Perbincangan di milis lantas bergeser ke soal halal haram. 'Sosisnya haram atau enggak ya?' Sudah dijawab, tidak, karena tidak pakai babi. 'Ada sertifikat halal dari MUI kah?' Dijawab belum, karena belum diurus sama si pembuat sosis. Ribet, katanya. Lalu ada emak yang menyebut,'Saya nggak percaya kalo yang bilang halal itu non-muslim.'
Suasana tambah chaos. 'Mungkin si non-muslim pembuat sosis itu gatau kalo yang haram itu bukan sekadar babi-nya, tapi juga alat masak yang pernah dipake buat masak babi.' Emangnya gak kenal teknologi cuci piring apa ya?
Situasi makin tak terkendali. 'Di kulkas, disimpennya sebelahan gak ya sama babi? Ntar kena cairan dari si babi ini.' Emangnya gak kenal teknologi wadah atau plastik pembungkus makanan apa ya?

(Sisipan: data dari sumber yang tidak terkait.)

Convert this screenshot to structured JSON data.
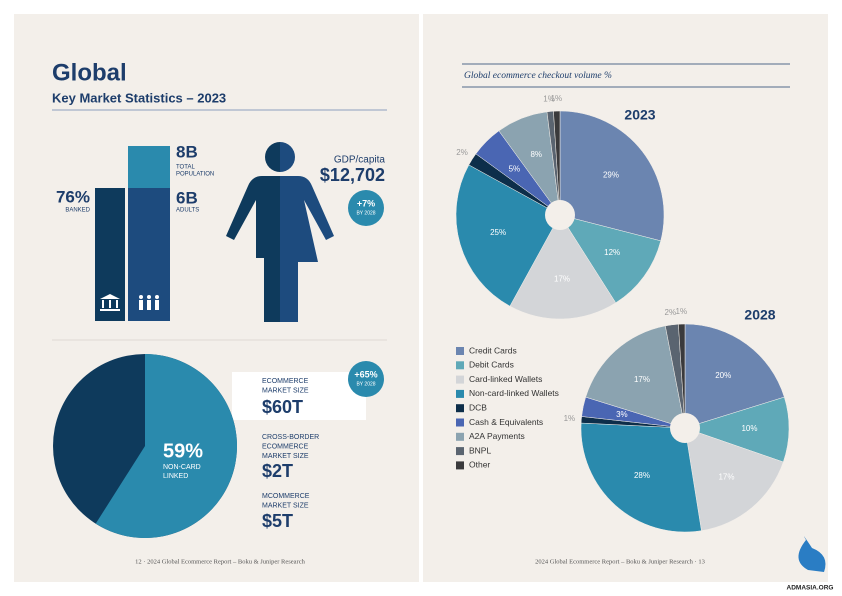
{
  "left_page": {
    "title": "Global",
    "subtitle": "Key Market Statistics – 2023",
    "banked": {
      "value": "76%",
      "label": [
        "BANKED"
      ]
    },
    "population": {
      "value": "8B",
      "label": [
        "TOTAL",
        "POPULATION"
      ]
    },
    "adults": {
      "value": "6B",
      "label": [
        "ADULTS"
      ]
    },
    "gdp": {
      "label": "GDP/capita",
      "value": "$12,702",
      "growth": "+7%",
      "growth_note": "BY 2028"
    },
    "non_card": {
      "share": 59,
      "share_label": "59%",
      "label": [
        "NON-CARD",
        "LINKED"
      ]
    },
    "market": [
      {
        "label": [
          "ECOMMERCE",
          "MARKET SIZE"
        ],
        "value": "$60T",
        "growth": "+65%",
        "growth_note": "BY 2028"
      },
      {
        "label": [
          "CROSS-BORDER",
          "ECOMMERCE",
          "MARKET SIZE"
        ],
        "value": "$2T"
      },
      {
        "label": [
          "MCOMMERCE",
          "MARKET SIZE"
        ],
        "value": "$5T"
      }
    ],
    "footer": "12 · 2024 Global Ecommerce Report – Boku & Juniper Research"
  },
  "right_page": {
    "title": "Global ecommerce checkout volume %",
    "categories": [
      "Credit Cards",
      "Debit Cards",
      "Card-linked Wallets",
      "Non-card-linked Wallets",
      "DCB",
      "Cash & Equivalents",
      "A2A Payments",
      "BNPL",
      "Other"
    ],
    "colors": [
      "#6b85b0",
      "#5fa9b8",
      "#d3d5d8",
      "#2a8aad",
      "#0d2e4a",
      "#4a66b3",
      "#8ba3b0",
      "#5a6470",
      "#3a3a3c"
    ],
    "pies": [
      {
        "year": "2023",
        "values": [
          29,
          12,
          17,
          25,
          2,
          5,
          8,
          1,
          1
        ],
        "value_labels": [
          "29%",
          "12%",
          "17%",
          "25%",
          "2%",
          "5%",
          "8%",
          "1%",
          "1%"
        ]
      },
      {
        "year": "2028",
        "values": [
          20,
          10,
          17,
          28,
          1,
          3,
          17,
          2,
          1
        ],
        "value_labels": [
          "20%",
          "10%",
          "17%",
          "28%",
          "1%",
          "3%",
          "17%",
          "2%",
          "1%"
        ]
      }
    ],
    "footer": "2024 Global Ecommerce Report – Boku & Juniper Research · 13"
  },
  "watermark": "ADMASIA.ORG"
}
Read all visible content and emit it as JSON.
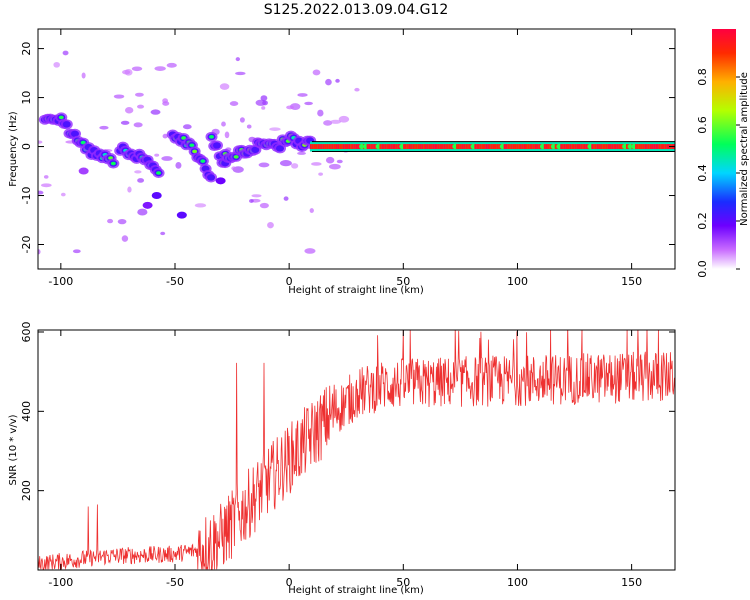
{
  "title": "S125.2022.013.09.04.G12",
  "chart_data": [
    {
      "type": "heatmap",
      "xlabel": "Height of straight line (km)",
      "ylabel": "Frequency (Hz)",
      "xlim": [
        -110,
        169
      ],
      "ylim": [
        -25,
        24
      ],
      "xticks": [
        -100,
        -50,
        0,
        50,
        100,
        150
      ],
      "yticks": [
        -20,
        -10,
        0,
        10,
        20
      ],
      "colorbar": {
        "label": "Normalized spectral amplitude",
        "range": [
          0,
          1
        ],
        "ticks": [
          "0.0",
          "0.2",
          "0.4",
          "0.6",
          "0.8"
        ],
        "colormap": "gist_rainbow_r"
      },
      "reference_lines": [
        {
          "y": 1,
          "color": "#000000"
        },
        {
          "y": -1,
          "color": "#000000"
        }
      ],
      "tracks": [
        {
          "x": [
            -107,
            -100,
            -94,
            -87,
            -80,
            -76
          ],
          "y": [
            5.8,
            5.5,
            2.0,
            -1.0,
            -2.5,
            -3.5
          ],
          "amplitude": 0.35
        },
        {
          "x": [
            -74,
            -68,
            -62,
            -57
          ],
          "y": [
            -0.5,
            -1.5,
            -3.0,
            -5.0
          ],
          "amplitude": 0.35
        },
        {
          "x": [
            -51,
            -45,
            -40,
            -36,
            -33
          ],
          "y": [
            2.5,
            1.0,
            -2.0,
            -5.0,
            -7.5
          ],
          "amplitude": 0.35
        },
        {
          "x": [
            -34,
            -30,
            -27
          ],
          "y": [
            2.0,
            -2.0,
            -5.0
          ],
          "amplitude": 0.3
        },
        {
          "x": [
            -28,
            -20,
            -10,
            -4,
            0,
            5,
            10
          ],
          "y": [
            -2.0,
            -1.0,
            1.0,
            0.3,
            1.8,
            0.5,
            0.5
          ],
          "amplitude": 0.45
        },
        {
          "x": [
            10,
            169
          ],
          "y": [
            0,
            0
          ],
          "amplitude": 0.95
        }
      ]
    },
    {
      "type": "line",
      "xlabel": "Height of straight line (km)",
      "ylabel": "SNR (10 * v/v)",
      "xlim": [
        -110,
        169
      ],
      "ylim": [
        0,
        605
      ],
      "xticks": [
        -100,
        -50,
        0,
        50,
        100,
        150
      ],
      "yticks": [
        200,
        400,
        600
      ],
      "color": "#ee3030",
      "trend": {
        "x": [
          -110,
          -80,
          -50,
          -40,
          -30,
          -20,
          -10,
          0,
          10,
          20,
          30,
          40,
          50,
          80,
          100,
          130,
          150,
          169
        ],
        "y": [
          15,
          35,
          40,
          50,
          80,
          150,
          220,
          280,
          340,
          400,
          445,
          465,
          470,
          475,
          478,
          482,
          485,
          488
        ]
      },
      "spikes": [
        {
          "x": -23,
          "y": 522
        },
        {
          "x": -11,
          "y": 522
        },
        {
          "x": -84,
          "y": 165
        },
        {
          "x": -88,
          "y": 160
        }
      ]
    }
  ]
}
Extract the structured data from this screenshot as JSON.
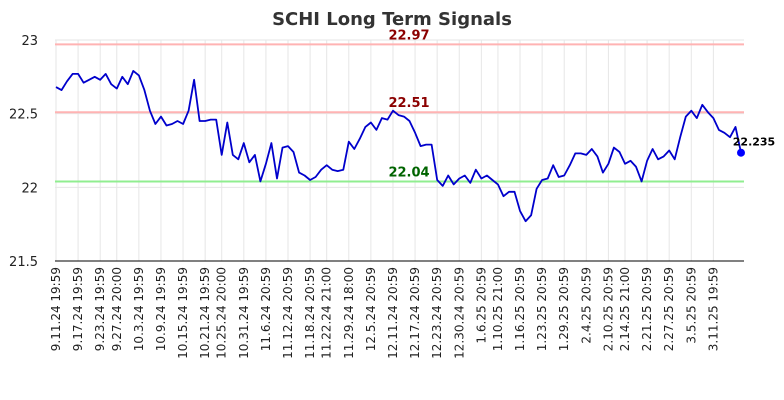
{
  "chart_data": {
    "type": "line",
    "title": "SCHI Long Term Signals",
    "ylim": [
      21.5,
      23
    ],
    "yticks": [
      {
        "value": 21.5,
        "label": "21.5"
      },
      {
        "value": 22,
        "label": "22"
      },
      {
        "value": 22.5,
        "label": "22.5"
      },
      {
        "value": 23,
        "label": "23"
      }
    ],
    "xtick_labels": [
      "9.11.24 19:59",
      "9.17.24 19:59",
      "9.23.24 19:59",
      "9.27.24 20:00",
      "10.3.24 19:59",
      "10.9.24 19:59",
      "10.15.24 19:59",
      "10.21.24 19:59",
      "10.25.24 20:00",
      "10.31.24 19:59",
      "11.6.24 20:59",
      "11.12.24 20:59",
      "11.18.24 20:59",
      "11.22.24 21:00",
      "11.29.24 18:00",
      "12.5.24 20:59",
      "12.11.24 20:59",
      "12.17.24 20:59",
      "12.23.24 20:59",
      "12.30.24 20:59",
      "1.6.25 20:59",
      "1.10.25 21:00",
      "1.16.25 20:59",
      "1.23.25 20:59",
      "1.29.25 20:59",
      "2.4.25 20:59",
      "2.10.25 20:59",
      "2.14.25 21:00",
      "2.21.25 20:59",
      "2.27.25 20:59",
      "3.5.25 20:59",
      "3.11.25 19:59"
    ],
    "xtick_positions": [
      0,
      4,
      8,
      11,
      15,
      19,
      23,
      27,
      30,
      34,
      38,
      42,
      46,
      49,
      53,
      57,
      61,
      65,
      69,
      73,
      77,
      80,
      84,
      88,
      92,
      96,
      100,
      103,
      107,
      111,
      115,
      119
    ],
    "reference_lines": [
      {
        "value": 22.97,
        "label": "22.97",
        "color": "#ffb3b3",
        "label_color": "#8b0000"
      },
      {
        "value": 22.51,
        "label": "22.51",
        "color": "#ffb3b3",
        "label_color": "#8b0000"
      },
      {
        "value": 22.04,
        "label": "22.04",
        "color": "#90ee90",
        "label_color": "#006400"
      }
    ],
    "series": [
      {
        "color": "#0000cc",
        "values": [
          22.68,
          22.66,
          22.72,
          22.77,
          22.77,
          22.71,
          22.73,
          22.75,
          22.73,
          22.77,
          22.7,
          22.67,
          22.75,
          22.7,
          22.79,
          22.76,
          22.66,
          22.52,
          22.43,
          22.48,
          22.42,
          22.43,
          22.45,
          22.43,
          22.52,
          22.73,
          22.45,
          22.45,
          22.46,
          22.46,
          22.22,
          22.44,
          22.22,
          22.19,
          22.3,
          22.17,
          22.22,
          22.04,
          22.16,
          22.3,
          22.06,
          22.27,
          22.28,
          22.24,
          22.1,
          22.08,
          22.05,
          22.07,
          22.12,
          22.15,
          22.12,
          22.11,
          22.12,
          22.31,
          22.26,
          22.33,
          22.41,
          22.44,
          22.39,
          22.47,
          22.46,
          22.52,
          22.49,
          22.48,
          22.45,
          22.37,
          22.28,
          22.29,
          22.29,
          22.05,
          22.01,
          22.08,
          22.02,
          22.06,
          22.08,
          22.03,
          22.12,
          22.06,
          22.08,
          22.05,
          22.02,
          21.94,
          21.97,
          21.97,
          21.84,
          21.77,
          21.81,
          21.99,
          22.05,
          22.06,
          22.15,
          22.07,
          22.08,
          22.15,
          22.23,
          22.23,
          22.22,
          22.26,
          22.21,
          22.1,
          22.16,
          22.27,
          22.24,
          22.16,
          22.18,
          22.14,
          22.04,
          22.18,
          22.26,
          22.19,
          22.21,
          22.25,
          22.19,
          22.34,
          22.48,
          22.52,
          22.47,
          22.56,
          22.51,
          22.47,
          22.39,
          22.37,
          22.34,
          22.41,
          22.235
        ]
      }
    ],
    "last_point": {
      "value": 22.235,
      "label": "22.235",
      "color": "#0000ff"
    },
    "grid": true,
    "legend": "none"
  }
}
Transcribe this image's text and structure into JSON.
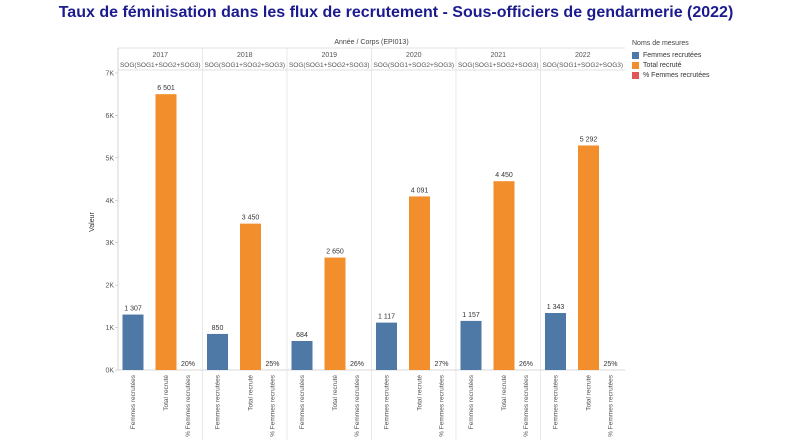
{
  "title": "Taux de féminisation dans les flux de recrutement - Sous-officiers de gendarmerie (2022)",
  "chart_data": {
    "type": "bar",
    "header_title": "Année / Corps (EPI013)",
    "ylabel": "Valeur",
    "ylim": [
      0,
      7000
    ],
    "yticks": [
      "0K",
      "1K",
      "2K",
      "3K",
      "4K",
      "5K",
      "6K",
      "7K"
    ],
    "measures": [
      "Femmes recrutées",
      "Total recruté",
      "% Femmes recrutées"
    ],
    "legend_title": "Noms de mesures",
    "legend_position": "right",
    "grid": false,
    "groups": [
      {
        "year": "2017",
        "corps": "SOG(SOG1+SOG2+SOG3)",
        "values": [
          1307,
          6501,
          20
        ],
        "labels": [
          "1 307",
          "6 501",
          "20%"
        ]
      },
      {
        "year": "2018",
        "corps": "SOG(SOG1+SOG2+SOG3)",
        "values": [
          850,
          3450,
          25
        ],
        "labels": [
          "850",
          "3 450",
          "25%"
        ]
      },
      {
        "year": "2019",
        "corps": "SOG(SOG1+SOG2+SOG3)",
        "values": [
          684,
          2650,
          26
        ],
        "labels": [
          "684",
          "2 650",
          "26%"
        ]
      },
      {
        "year": "2020",
        "corps": "SOG(SOG1+SOG2+SOG3)",
        "values": [
          1117,
          4091,
          27
        ],
        "labels": [
          "1 117",
          "4 091",
          "27%"
        ]
      },
      {
        "year": "2021",
        "corps": "SOG(SOG1+SOG2+SOG3)",
        "values": [
          1157,
          4450,
          26
        ],
        "labels": [
          "1 157",
          "4 450",
          "26%"
        ]
      },
      {
        "year": "2022",
        "corps": "SOG(SOG1+SOG2+SOG3)",
        "values": [
          1343,
          5292,
          25
        ],
        "labels": [
          "1 343",
          "5 292",
          "25%"
        ]
      }
    ],
    "colors": [
      "#4e79a7",
      "#f28e2b",
      "#e15759"
    ]
  }
}
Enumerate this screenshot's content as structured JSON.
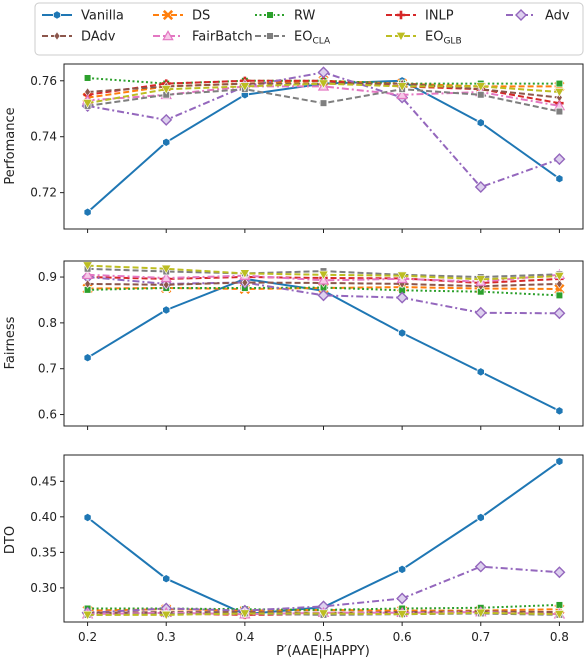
{
  "chart_data": [
    {
      "type": "line",
      "ylabel": "Perfomance",
      "ylim": [
        0.707,
        0.766
      ],
      "yticks": [
        0.72,
        0.74,
        0.76
      ],
      "ytick_labels": [
        "0.72",
        "0.74",
        "0.76"
      ],
      "x": [
        0.2,
        0.3,
        0.4,
        0.5,
        0.6,
        0.7,
        0.8
      ],
      "series": [
        {
          "key": "vanilla",
          "values": [
            0.713,
            0.738,
            0.755,
            0.759,
            0.76,
            0.745,
            0.725
          ]
        },
        {
          "key": "ds",
          "values": [
            0.754,
            0.758,
            0.759,
            0.76,
            0.759,
            0.758,
            0.758
          ]
        },
        {
          "key": "rw",
          "values": [
            0.761,
            0.759,
            0.76,
            0.76,
            0.759,
            0.759,
            0.759
          ]
        },
        {
          "key": "inlp",
          "values": [
            0.755,
            0.759,
            0.76,
            0.76,
            0.758,
            0.757,
            0.752
          ]
        },
        {
          "key": "adv",
          "values": [
            0.751,
            0.746,
            0.758,
            0.763,
            0.754,
            0.722,
            0.732
          ]
        },
        {
          "key": "dadv",
          "values": [
            0.756,
            0.758,
            0.759,
            0.759,
            0.759,
            0.757,
            0.754
          ]
        },
        {
          "key": "fairbatch",
          "values": [
            0.753,
            0.755,
            0.758,
            0.758,
            0.755,
            0.756,
            0.751
          ]
        },
        {
          "key": "eocla",
          "values": [
            0.751,
            0.755,
            0.757,
            0.752,
            0.757,
            0.755,
            0.749
          ]
        },
        {
          "key": "eoglb",
          "values": [
            0.752,
            0.757,
            0.758,
            0.759,
            0.758,
            0.758,
            0.756
          ]
        }
      ]
    },
    {
      "type": "line",
      "ylabel": "Fairness",
      "ylim": [
        0.575,
        0.935
      ],
      "yticks": [
        0.6,
        0.7,
        0.8,
        0.9
      ],
      "ytick_labels": [
        "0.6",
        "0.7",
        "0.8",
        "0.9"
      ],
      "x": [
        0.2,
        0.3,
        0.4,
        0.5,
        0.6,
        0.7,
        0.8
      ],
      "series": [
        {
          "key": "vanilla",
          "values": [
            0.724,
            0.828,
            0.896,
            0.87,
            0.778,
            0.693,
            0.608
          ]
        },
        {
          "key": "ds",
          "values": [
            0.875,
            0.876,
            0.874,
            0.876,
            0.878,
            0.875,
            0.874
          ]
        },
        {
          "key": "rw",
          "values": [
            0.872,
            0.876,
            0.876,
            0.877,
            0.871,
            0.868,
            0.86
          ]
        },
        {
          "key": "inlp",
          "values": [
            0.9,
            0.896,
            0.9,
            0.898,
            0.897,
            0.887,
            0.896
          ]
        },
        {
          "key": "adv",
          "values": [
            0.9,
            0.885,
            0.888,
            0.86,
            0.855,
            0.822,
            0.821
          ]
        },
        {
          "key": "dadv",
          "values": [
            0.885,
            0.883,
            0.888,
            0.887,
            0.885,
            0.88,
            0.885
          ]
        },
        {
          "key": "fairbatch",
          "values": [
            0.905,
            0.898,
            0.903,
            0.893,
            0.896,
            0.89,
            0.905
          ]
        },
        {
          "key": "eocla",
          "values": [
            0.918,
            0.912,
            0.908,
            0.913,
            0.905,
            0.9,
            0.906
          ]
        },
        {
          "key": "eoglb",
          "values": [
            0.925,
            0.918,
            0.908,
            0.905,
            0.903,
            0.895,
            0.902
          ]
        }
      ]
    },
    {
      "type": "line",
      "ylabel": "DTO",
      "xlabel": "P′(AAE|HAPPY)",
      "ylim": [
        0.252,
        0.487
      ],
      "yticks": [
        0.25,
        0.3,
        0.35,
        0.4,
        0.45
      ],
      "ytick_labels": [
        "0.25",
        "0.30",
        "0.35",
        "0.40",
        "0.45"
      ],
      "x": [
        0.2,
        0.3,
        0.4,
        0.5,
        0.6,
        0.7,
        0.8
      ],
      "xtick_labels": [
        "0.2",
        "0.3",
        "0.4",
        "0.5",
        "0.6",
        "0.7",
        "0.8"
      ],
      "series": [
        {
          "key": "vanilla",
          "values": [
            0.399,
            0.313,
            0.263,
            0.273,
            0.326,
            0.399,
            0.478
          ]
        },
        {
          "key": "ds",
          "values": [
            0.268,
            0.27,
            0.268,
            0.269,
            0.268,
            0.268,
            0.27
          ]
        },
        {
          "key": "rw",
          "values": [
            0.271,
            0.271,
            0.27,
            0.269,
            0.271,
            0.272,
            0.276
          ]
        },
        {
          "key": "inlp",
          "values": [
            0.263,
            0.264,
            0.262,
            0.263,
            0.264,
            0.266,
            0.265
          ]
        },
        {
          "key": "adv",
          "values": [
            0.265,
            0.271,
            0.268,
            0.274,
            0.285,
            0.33,
            0.322
          ]
        },
        {
          "key": "dadv",
          "values": [
            0.265,
            0.266,
            0.266,
            0.265,
            0.266,
            0.267,
            0.266
          ]
        },
        {
          "key": "fairbatch",
          "values": [
            0.263,
            0.265,
            0.263,
            0.265,
            0.265,
            0.266,
            0.263
          ]
        },
        {
          "key": "eocla",
          "values": [
            0.262,
            0.263,
            0.264,
            0.262,
            0.263,
            0.264,
            0.262
          ]
        },
        {
          "key": "eoglb",
          "values": [
            0.262,
            0.262,
            0.264,
            0.264,
            0.263,
            0.265,
            0.263
          ]
        }
      ]
    }
  ],
  "legend": {
    "placement": "top",
    "entries": [
      {
        "key": "vanilla",
        "label": "Vanilla",
        "sub": "",
        "color": "#1f77b4",
        "marker": "hexagon",
        "dash": "solid"
      },
      {
        "key": "ds",
        "label": "DS",
        "sub": "",
        "color": "#ff7f0e",
        "marker": "x",
        "dash": "dash"
      },
      {
        "key": "rw",
        "label": "RW",
        "sub": "",
        "color": "#2ca02c",
        "marker": "square",
        "dash": "dot"
      },
      {
        "key": "inlp",
        "label": "INLP",
        "sub": "",
        "color": "#d62728",
        "marker": "plus",
        "dash": "dash"
      },
      {
        "key": "adv",
        "label": "Adv",
        "sub": "",
        "color": "#9467bd",
        "marker": "diamond",
        "dash": "dashdot"
      },
      {
        "key": "dadv",
        "label": "DAdv",
        "sub": "",
        "color": "#8c564b",
        "marker": "thin-diamond",
        "dash": "dash"
      },
      {
        "key": "fairbatch",
        "label": "FairBatch",
        "sub": "",
        "color": "#e377c2",
        "marker": "triangle-up",
        "dash": "dashdot"
      },
      {
        "key": "eocla",
        "label": "EO",
        "sub": "CLA",
        "color": "#7f7f7f",
        "marker": "square",
        "dash": "dash"
      },
      {
        "key": "eoglb",
        "label": "EO",
        "sub": "GLB",
        "color": "#bcbd22",
        "marker": "triangle-down",
        "dash": "dash"
      }
    ]
  }
}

Waduh. Ribet banget. Untungnya gw bukan die-hard soal kayak ginian.
Untungnya lagi, gw gak percaya sama lembaga MUI. Lah wong MUI ngeluarin fatwa haram buat Ahmadiyah, padahal ini kan bentuk pelanggaran HAM. Lah wong MUI setengah hati ngeluarin fatwa haram soal rokok, padahal ini semata-mata melindungi bisnis rokok yang marak di Kudus. Lah wong TII bikin survei yang hasilnya MUI rawan suap di soal pengurusan sertikat halal.
Yang terakhir ini bikin gw ngakak sampe guling-guling. Ngurusin sertifikat halal kok pake cara haram.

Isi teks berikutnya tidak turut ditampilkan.